Poring over these examples of systematic distortion and noting their persistence over the decades (in 2012, Tansill’s book was reprinted) has driven me to conclude that there is a vast market for bad history, just as one supposes Thomas Kinkade will always be more popular than Vermeer. Look at Amazon reviews of a book on some historical topic; if several of them announce, “The truth at last! This is a book that really opened my eyes!” you have likely stumbled on a work of right-wing hack history. But this isn’t just a matter of degraded popular taste. Social and economic factors combine to give reactionary pseudo-history an advantage that may grow even larger in the future.

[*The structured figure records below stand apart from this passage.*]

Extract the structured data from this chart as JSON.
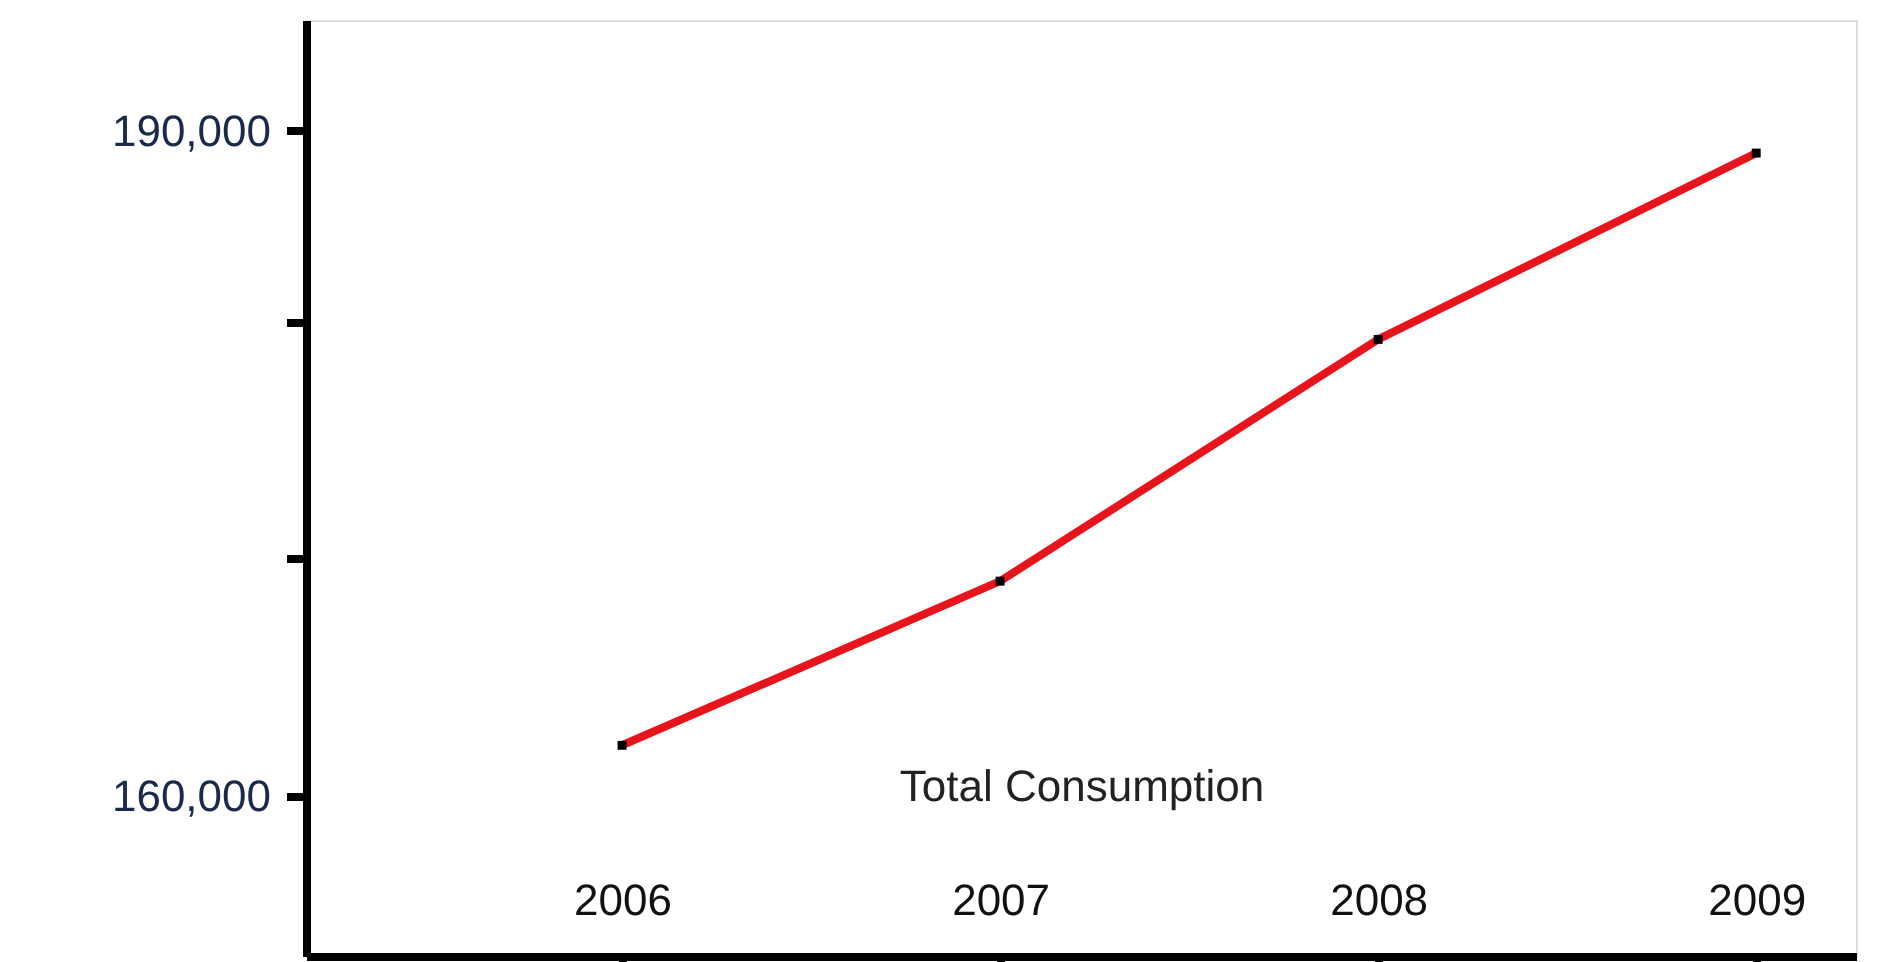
{
  "chart_data": {
    "type": "line",
    "xlabel": "Total Consumption",
    "categories": [
      "2006",
      "2007",
      "2008",
      "2009"
    ],
    "series": [
      {
        "color": "#e8141c",
        "values": [
          162300,
          169700,
          180600,
          189000
        ]
      }
    ],
    "ylim": [
      152800,
      195000
    ],
    "yticks": [
      {
        "value": 160000,
        "label": "160,000"
      },
      {
        "value": 170700,
        "label": null
      },
      {
        "value": 181400,
        "label": null
      },
      {
        "value": 190000,
        "label": "190,000"
      }
    ],
    "grid": false,
    "marker": "square",
    "line_style": "solid"
  }
}
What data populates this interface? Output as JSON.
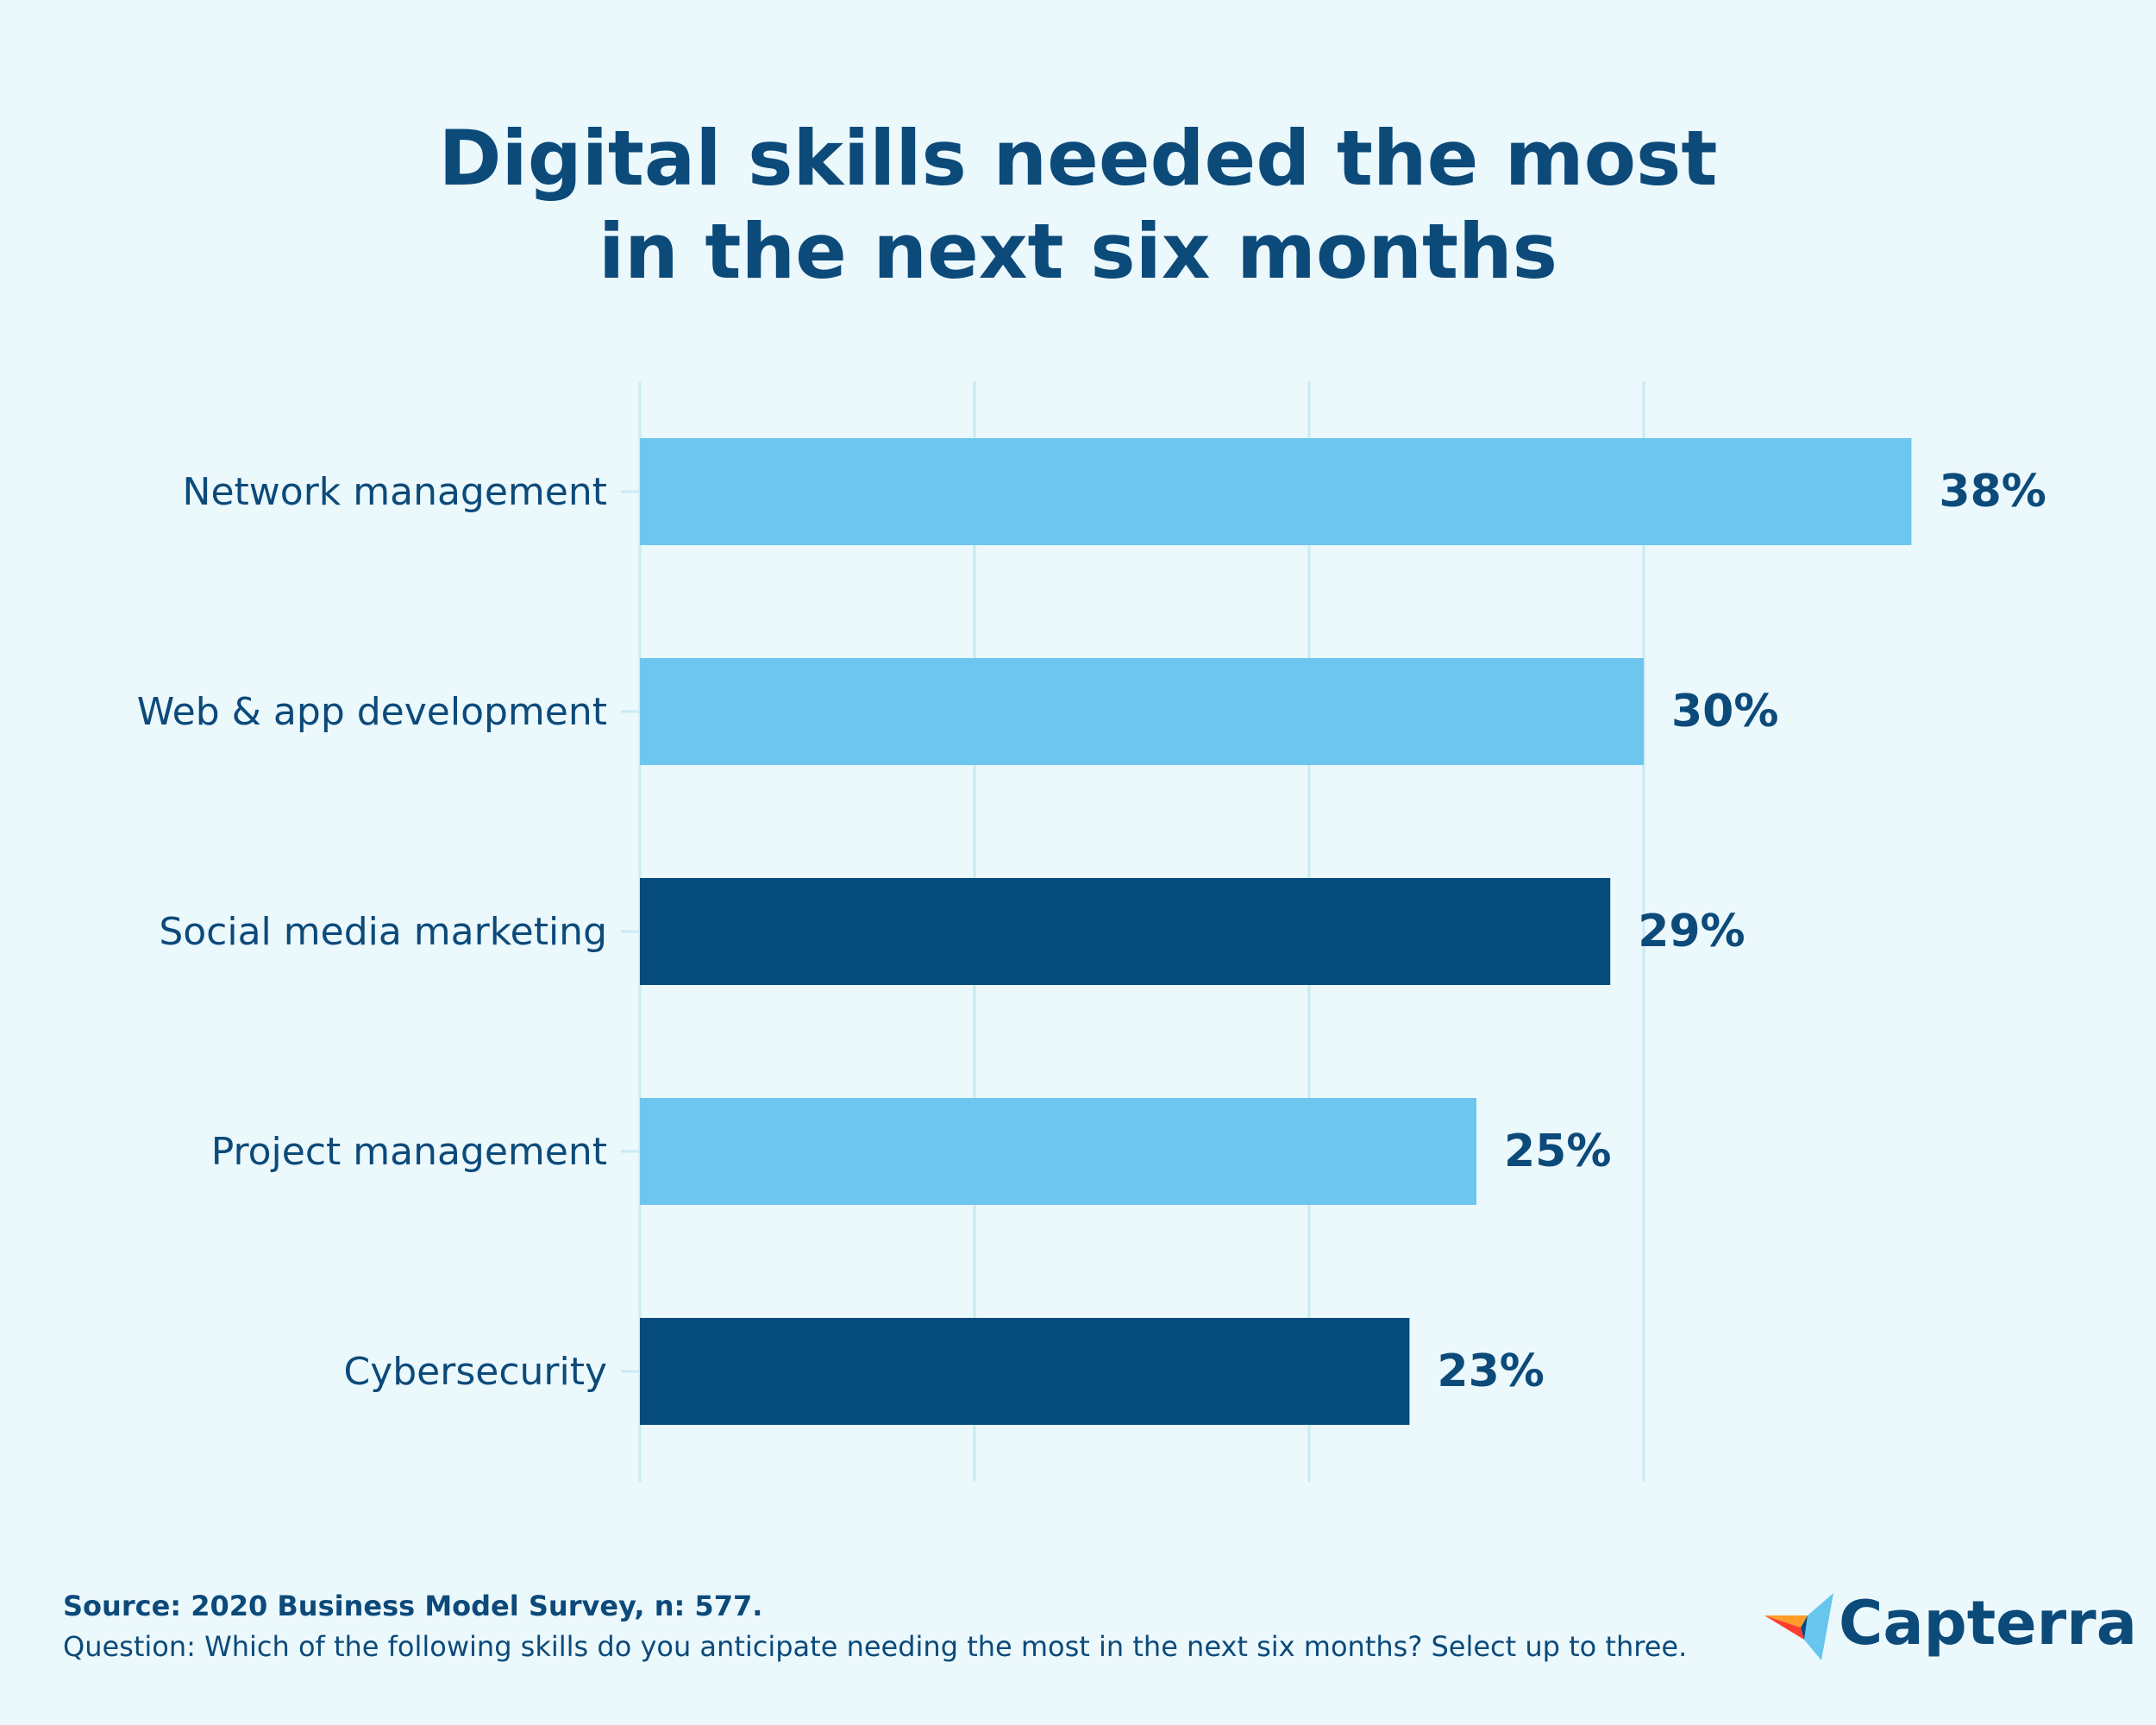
{
  "title_line1": "Digital skills needed the most",
  "title_line2": "in the next six months",
  "chart_data": {
    "type": "bar",
    "orientation": "horizontal",
    "title": "Digital skills needed the most in the next six months",
    "categories": [
      "Network management",
      "Web & app development",
      "Social media marketing",
      "Project management",
      "Cybersecurity"
    ],
    "values": [
      38,
      30,
      29,
      25,
      23
    ],
    "value_labels": [
      "38%",
      "30%",
      "29%",
      "25%",
      "23%"
    ],
    "unit": "%",
    "xlim": [
      0,
      40
    ],
    "grid_step": 10,
    "grid": true,
    "xlabel": "",
    "ylabel": "",
    "bar_colors": [
      "#6cc6ee",
      "#6cc6ee",
      "#054b7c",
      "#6cc6ee",
      "#054b7c"
    ],
    "label_color": "#0c4a7a",
    "grid_color": "#c9ebf3"
  },
  "footer": {
    "source": "Source: 2020 Business Model Survey, n: 577.",
    "question": "Question: Which of the following skills do you anticipate needing the most in the next six months? Select up to three."
  },
  "logo": {
    "text": "Capterra",
    "icon": "capterra-logo-icon"
  }
}
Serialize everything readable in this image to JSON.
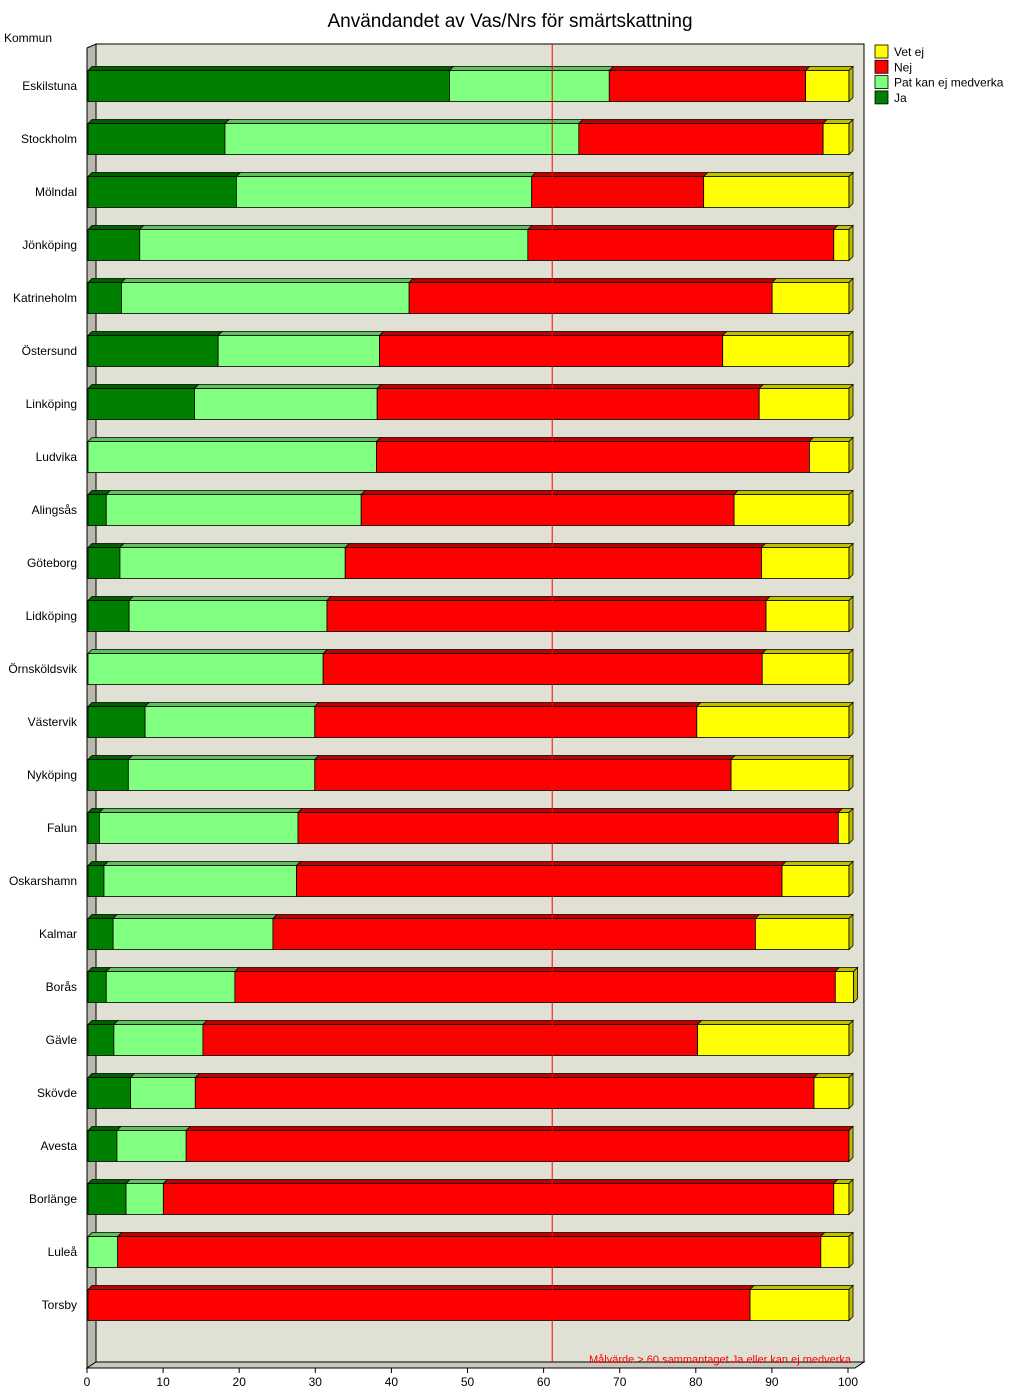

History, like other humanities, is getting short shrift in both secondary and higher education curricula compared to scientific subjects. History departments are being downsized, and career prospects for history PhDs are bleak. 

That is much less true, however, when it comes to the types of pseudo-history I have outlined. The American conservative metaverse contains its own diffuse history department as a component of its larger bad ideas-industrial complex: the countless billionaire-funded think tanks, institutes and foundations that keep “scholars” on payroll or make grants to people like Amity Shlaes. If you don’t want to pay for a reprint of “Back Door to War,” the Mises Institute has thoughtfully provided a PDF online. Online ads denouncing “woke” history by Hillsdale College, a propaganda ministry disguised as an academic institution, are practically unavoidable, and their bogus history lectures blanket YouTube. While legitimate academic history declines in funding and influence, the right-wing alternative prospers.

But more than wingnut welfare is responsible. This may sound unlikely given the anti-intellectualism that pervades conservatism, but the right cares passionately about ideas. They may be bad ideas or even dangerous ones, but the flood of conservative manifestos, Republican campaign biographies and Bill O’Reilly-style histories that continue to roll off the presses demonstrates a purposefulness in the marketplace of ideas that liberalism lacks.

The paradox is this: Their ideas are not supported by facts, evidence or empirically derived data. As Kellyanne Conway put it, they are “alternative facts.” Saying that the Civil War wasn’t about slavery, the death camps never existed and Donald Trump was duly elected in 2020 are all symptoms of epistemological nihilism: If literally nothing can be proved, let’s repeat our version over and over while coercing schoolchildren to memorize it at taxpayer expense.

The current political struggle, whether at the ballot box or in the pages of real or imagined history, is not just a struggle for the country. It is a struggle over the nature of reality itself.